Warum Relaunches Rankings kosten
Die traurige Wahrheit: Die meisten Ranking-Verluste nach einem Relaunch sind selbstverschuldet. Google hat nichts gegen neue Designs - aber viel gegen verschwundene URLs, verlorene Inhalte und langsamere Seiten. Ein Relaunch ist eine Operation am offenen Herzen: planbar, aber nicht ohne Vorbereitung.
Vor dem Relaunch: Inventur
Bevor irgendetwas Neues entsteht, brauchst du ein vollständiges Bild des Bestands:
- URL-Inventar: alle indexierten Seiten aus Search Console, Sitemap und Crawl - inklusive der vergessenen.
- Ranking-Inventar: welche Seiten bringen Besucher, für welche Suchbegriffe? Diese Seiten sind dein Kapital.
- Backlink-Inventar: extern verlinkte URLs dürfen auf keinen Fall ins Leere laufen.
Praxis-Tipp: Exportiere die Top-Seiten nach Klicks aus der Search Console der letzten 12 Monate. Alles auf dieser Liste bekommt im neuen Setup entweder dieselbe URL oder eine 301-Weiterleitung - keine Ausnahmen.
Das Redirect-Mapping
Das Herzstück jedes Relaunchs ist eine Tabelle mit zwei Spalten: alte URL, neue URL. Klingt banal, entscheidet aber über dein organisches Überleben. Die Regeln:
- 301 (dauerhaft), nicht 302 (temporär).
- Ziel ist die inhaltlich passendste Seite - nicht pauschal die Startseite. Massen-Redirects auf die Homepage wertet Google wie 404.
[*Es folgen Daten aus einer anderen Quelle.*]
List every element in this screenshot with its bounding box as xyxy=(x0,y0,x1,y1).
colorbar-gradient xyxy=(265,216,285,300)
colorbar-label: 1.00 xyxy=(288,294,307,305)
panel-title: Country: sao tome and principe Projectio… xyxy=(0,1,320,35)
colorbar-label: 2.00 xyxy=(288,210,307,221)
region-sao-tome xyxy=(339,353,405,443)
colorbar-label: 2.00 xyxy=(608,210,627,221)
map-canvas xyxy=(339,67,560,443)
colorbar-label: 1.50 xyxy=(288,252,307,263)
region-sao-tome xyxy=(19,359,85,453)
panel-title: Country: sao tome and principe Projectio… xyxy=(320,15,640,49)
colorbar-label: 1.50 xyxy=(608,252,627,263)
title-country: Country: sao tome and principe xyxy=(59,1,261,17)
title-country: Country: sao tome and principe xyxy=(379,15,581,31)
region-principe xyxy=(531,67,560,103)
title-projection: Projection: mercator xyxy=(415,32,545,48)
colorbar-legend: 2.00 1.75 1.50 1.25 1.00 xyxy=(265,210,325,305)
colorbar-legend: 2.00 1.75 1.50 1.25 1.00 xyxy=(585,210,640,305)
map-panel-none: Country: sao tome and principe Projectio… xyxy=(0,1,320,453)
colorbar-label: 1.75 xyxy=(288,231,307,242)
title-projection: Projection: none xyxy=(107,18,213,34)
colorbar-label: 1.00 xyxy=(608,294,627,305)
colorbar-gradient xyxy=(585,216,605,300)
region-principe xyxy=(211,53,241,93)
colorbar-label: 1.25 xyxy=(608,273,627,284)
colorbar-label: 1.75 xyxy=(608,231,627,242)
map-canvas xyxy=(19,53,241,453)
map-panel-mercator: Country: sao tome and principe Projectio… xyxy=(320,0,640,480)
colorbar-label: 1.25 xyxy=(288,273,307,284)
- Keine Redirect-Ketten: alt führt direkt zu neu, nicht über Zwischenstationen.
- Wo möglich: URLs einfach beibehalten. Die billigste Weiterleitung ist die, die man nicht braucht.
„Der beste Relaunch ist der, den Google gar nicht bemerkt - außer an besseren Signalen.“
DUNA Engineering-Grundsatz
Während des Baus: Technik-Chancen nutzen
Wenn schon neu, dann richtig. Der Relaunch ist der Moment für technisches SEO, das im Alltag nie Priorität bekommt: Core Web Vitals als Abnahmekriterium, strukturierte Daten (Organisation, Artikel, FAQ), saubere Überschriften-Hierarchien, sprechende URLs, hreflang bei Mehrsprachigkeit und eine Sitemap, die sich selbst aktuell hält.
Und: Die neue Seite muss unter Verschluss bleiben, bis sie live geht. Eine öffentlich erreichbare Staging-Umgebung ohne noindex ist ein Klassiker mit Duplicate-Content-Folgen.
Der Launch-Tag
- Redirects VOR dem Go-live testen - automatisiert, gegen die komplette Mapping-Tabelle.
- noindex entfernen, robots.txt prüfen - der zweite Klassiker: die Sperre geht mit live.
- Neue Sitemap in der Search Console einreichen.
- Interne Links auf neue URLs umstellen statt auf Redirects zu vertrauen.
Nach dem Launch: zwei Wochen Wache
Jetzt entscheidet sich, ob die Operation gelungen ist. Beobachte täglich: 404-Fehler in der Search Console (jeder ist ein Loch im Mapping), Crawling-Statistiken, Indexierungsstand und die Rankings deiner Top-Seiten. Kleinere Schwankungen über zwei, drei Wochen sind normal - ein stetiger Abwärtstrend ist es nicht.